Lors d’une interview donnée le 8 février à la presse algérienne, le président Abdelmadjid Tebboune a confirmé l’octroi d’un prêt de plus de 3 milliards de dollars par la Banque africaine de développement (BAD) pour financer la ligne Laghouat-Ghardaïa-El Menia. La durée de remboursement de cette facilité financière s’étendra sur 13 ans. Ce tronçon de 495 km marque le début d’un projet “assez ambitieux”. Un corridor ferroviaire transsaharien qui reliera Alger à Tamanrasset sur 2 000 km, avec un futur raccordement vers le Niger.
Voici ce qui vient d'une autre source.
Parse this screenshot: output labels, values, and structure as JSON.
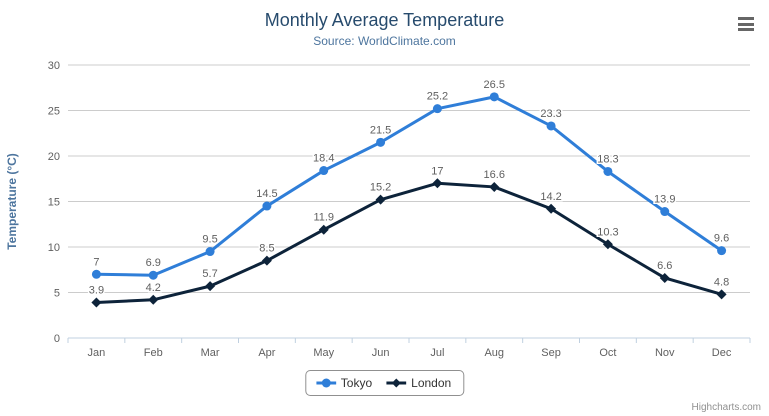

L’objectif? Désenclaver le Sud, faciliter le transport des ressources minières et offrir une nouvelle voie logistique stratégique aux pays du Sahel.
Dans ce cadre, l’Algérie prévoit de doubler son réseau existant pour atteindre 10 000 km d’ici 2030, avant de viser 15 000 km à plus long terme, selon l’agence Ecofin. Parallèlement, le pays a récemment lancé les tests techniques sur la ligne de Gara Djebilet, longue de 950 km, dédiée au transport de minerai de fer et de fret divers, tout en contribuant au développement des localités de l’Ouest.
Avec ce corridor, l’Algérie ne se contente pas de relier le Nord au Sud, elle ouvre un couloir stratégique au cœur du Sahara, prêt à transformer le transport et l’économie du pays.